Pour l’étape suivante, réalisez des dégradés doux pour donner du volume aux rochers. Cette fois-ci, créez des contrastes beaucoup plus marqués et nets, en obtenant des ombres presque totalement sombres et des lumières presque ou totalement blanches.

Pour terminer cette première partie, utilisez votre crayon bien taillé pour dessiner de petites brins d’herbe sur toute la plaine, en effectuant des mouvements rapides du poignet. Vous obtiendrez ainsi cette forme caractéristique.

Ajouter le ciel
Pour la base du ciel, créez un dégradé du haut vers le bas. Les tons les plus foncés se situeront dans la partie supérieure, laissant une sorte de pénombre dans la zone inférieure, jusqu’à atteindre la zone la plus claire presque au contact des montagnes, qui seront à peine recouvertes d’une fine couche de couleur.
Remarque : pour préserver la lumière des nuages et du soleil, évitez d’appliquer du pigment dans ces zones afin d’obtenir des tons presque blancs sans effort supplémentaire.

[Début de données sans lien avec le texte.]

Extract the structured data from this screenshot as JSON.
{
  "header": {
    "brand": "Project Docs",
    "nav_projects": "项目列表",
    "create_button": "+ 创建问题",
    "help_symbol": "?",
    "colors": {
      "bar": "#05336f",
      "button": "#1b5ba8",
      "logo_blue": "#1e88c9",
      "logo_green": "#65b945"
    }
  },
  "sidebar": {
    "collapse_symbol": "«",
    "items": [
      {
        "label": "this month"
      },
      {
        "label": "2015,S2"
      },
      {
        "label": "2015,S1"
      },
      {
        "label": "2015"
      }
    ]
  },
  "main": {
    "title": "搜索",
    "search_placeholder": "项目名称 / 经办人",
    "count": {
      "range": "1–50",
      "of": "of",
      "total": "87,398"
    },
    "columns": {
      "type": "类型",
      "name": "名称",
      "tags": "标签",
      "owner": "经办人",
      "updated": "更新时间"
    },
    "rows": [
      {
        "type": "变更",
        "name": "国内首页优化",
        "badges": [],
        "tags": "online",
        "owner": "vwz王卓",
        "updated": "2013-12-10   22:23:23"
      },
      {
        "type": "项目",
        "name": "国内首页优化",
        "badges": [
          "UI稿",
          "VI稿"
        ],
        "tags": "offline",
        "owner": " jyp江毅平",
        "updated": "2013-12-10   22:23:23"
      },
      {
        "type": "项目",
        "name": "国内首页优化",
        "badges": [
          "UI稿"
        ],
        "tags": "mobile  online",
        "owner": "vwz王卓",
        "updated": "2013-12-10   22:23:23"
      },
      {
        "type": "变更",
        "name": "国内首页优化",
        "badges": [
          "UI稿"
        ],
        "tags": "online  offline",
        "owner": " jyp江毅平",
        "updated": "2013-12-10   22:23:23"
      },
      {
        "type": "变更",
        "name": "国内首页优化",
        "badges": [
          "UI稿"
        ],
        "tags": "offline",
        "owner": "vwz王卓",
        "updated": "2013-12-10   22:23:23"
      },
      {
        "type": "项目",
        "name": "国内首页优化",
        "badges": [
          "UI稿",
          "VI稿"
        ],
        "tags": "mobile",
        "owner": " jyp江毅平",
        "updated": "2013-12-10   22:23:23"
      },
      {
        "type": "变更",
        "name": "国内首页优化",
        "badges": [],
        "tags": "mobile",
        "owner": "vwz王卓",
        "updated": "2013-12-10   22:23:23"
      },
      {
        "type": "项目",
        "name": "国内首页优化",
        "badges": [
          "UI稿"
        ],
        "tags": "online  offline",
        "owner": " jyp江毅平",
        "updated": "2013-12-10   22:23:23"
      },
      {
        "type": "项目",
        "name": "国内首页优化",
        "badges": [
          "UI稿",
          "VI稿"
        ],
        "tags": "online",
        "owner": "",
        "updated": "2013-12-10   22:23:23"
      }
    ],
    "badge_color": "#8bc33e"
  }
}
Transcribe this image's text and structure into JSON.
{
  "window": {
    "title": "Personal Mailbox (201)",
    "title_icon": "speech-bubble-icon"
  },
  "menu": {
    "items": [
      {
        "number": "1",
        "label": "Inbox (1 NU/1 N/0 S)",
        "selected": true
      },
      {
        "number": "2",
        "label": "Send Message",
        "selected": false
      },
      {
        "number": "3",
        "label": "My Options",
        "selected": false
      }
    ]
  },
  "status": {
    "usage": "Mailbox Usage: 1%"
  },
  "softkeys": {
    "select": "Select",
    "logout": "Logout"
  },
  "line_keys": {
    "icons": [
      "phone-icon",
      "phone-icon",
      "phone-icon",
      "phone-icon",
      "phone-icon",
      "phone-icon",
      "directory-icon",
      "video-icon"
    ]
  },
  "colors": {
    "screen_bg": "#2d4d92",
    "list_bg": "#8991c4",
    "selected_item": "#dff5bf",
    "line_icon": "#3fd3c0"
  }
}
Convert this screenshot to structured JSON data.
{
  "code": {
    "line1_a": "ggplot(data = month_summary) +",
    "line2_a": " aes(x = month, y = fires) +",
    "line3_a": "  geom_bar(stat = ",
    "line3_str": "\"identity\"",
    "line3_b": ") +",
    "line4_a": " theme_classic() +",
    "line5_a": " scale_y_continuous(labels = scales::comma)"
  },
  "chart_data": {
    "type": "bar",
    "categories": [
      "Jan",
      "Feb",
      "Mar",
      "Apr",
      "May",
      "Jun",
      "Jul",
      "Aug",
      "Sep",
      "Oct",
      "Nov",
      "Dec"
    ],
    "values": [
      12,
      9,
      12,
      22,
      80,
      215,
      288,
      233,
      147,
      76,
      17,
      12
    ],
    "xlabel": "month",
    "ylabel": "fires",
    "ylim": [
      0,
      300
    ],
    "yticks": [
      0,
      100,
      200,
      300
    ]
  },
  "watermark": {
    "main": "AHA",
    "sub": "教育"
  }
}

Pour les nuages, nous utiliserons autant le pigment que la gomme. Utilisez la gomme pour définir la forme des nuages, tout en appliquant des traits doux de sanguine pour assombrir et donner du volume. À la fin, il suffira d’estomper soigneusement.

Utilisez la gomme pour créer la lumière du soleil. Retirez les résidus de pigment à l’intérieur du disque solaire afin de définir un cercle entouré d’un halo délicatement dégradé. Si vous le souhaitez, vous pouvez ajouter quelques rayons dans toutes les directions pour plus de dramatisme.

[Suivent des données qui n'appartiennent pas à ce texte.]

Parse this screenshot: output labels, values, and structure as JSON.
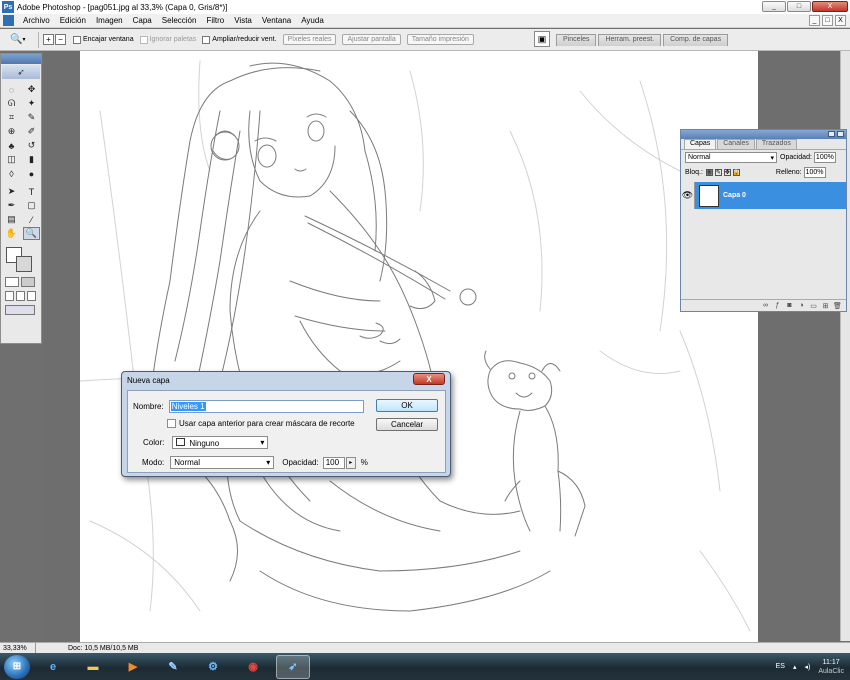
{
  "window": {
    "title": "Adobe Photoshop - [pag051.jpg al 33,3% (Capa 0, Gris/8*)]",
    "controls": [
      "_",
      "□",
      "X"
    ],
    "doc_controls": [
      "_",
      "□",
      "X"
    ]
  },
  "menu": {
    "items": [
      "Archivo",
      "Edición",
      "Imagen",
      "Capa",
      "Selección",
      "Filtro",
      "Vista",
      "Ventana",
      "Ayuda"
    ]
  },
  "options_bar": {
    "checkbox1": "Encajar ventana",
    "checkbox2": "Ignorar paletas",
    "checkbox3": "Ampliar/reducir vent.",
    "button1": "Píxeles reales",
    "button2": "Ajustar pantalla",
    "button3": "Tamaño impresión",
    "well_tabs": [
      "Pinceles",
      "Herram. preest.",
      "Comp. de capas"
    ]
  },
  "layers_panel": {
    "tabs": [
      "Capas",
      "Canales",
      "Trazados"
    ],
    "blend_mode": "Normal",
    "opacity_label": "Opacidad:",
    "opacity_value": "100%",
    "lock_label": "Bloq.:",
    "fill_label": "Relleno:",
    "fill_value": "100%",
    "layer_name": "Capa 0"
  },
  "dialog": {
    "title": "Nueva capa",
    "name_label": "Nombre:",
    "name_value": "Niveles 1",
    "clipping_label": "Usar capa anterior para crear máscara de recorte",
    "color_label": "Color:",
    "color_value": "Ninguno",
    "mode_label": "Modo:",
    "mode_value": "Normal",
    "opacity_label": "Opacidad:",
    "opacity_value": "100",
    "opacity_unit": "%",
    "ok_label": "OK",
    "cancel_label": "Cancelar",
    "close_label": "X"
  },
  "status": {
    "zoom": "33,33%",
    "doc": "Doc: 10,5 MB/10,5 MB"
  },
  "taskbar": {
    "lang": "ES",
    "time": "11:17",
    "watermark": "AulaClic"
  }
}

Pour terminer, utilisez du blanc pour ajouter et accentuer les zones lumineuses. Cela augmentera considérablement la sensation de contraste. Illuminez le soleil comme élément principal et ajoutez des reflets sur les surfaces directement exposées, comme la partie supérieure de l’arbre ou les rochers.

J’espère que ce tutoriel vous aura permis de mieux comprendre la construction d’un paysage à la sanguine, la manière de maîtriser ce matériau pour varier les textures et les effets, ainsi que l’utilisation d’outils comme la gomme et l’estompe pour révéler toute la richesse expressive de la sanguine.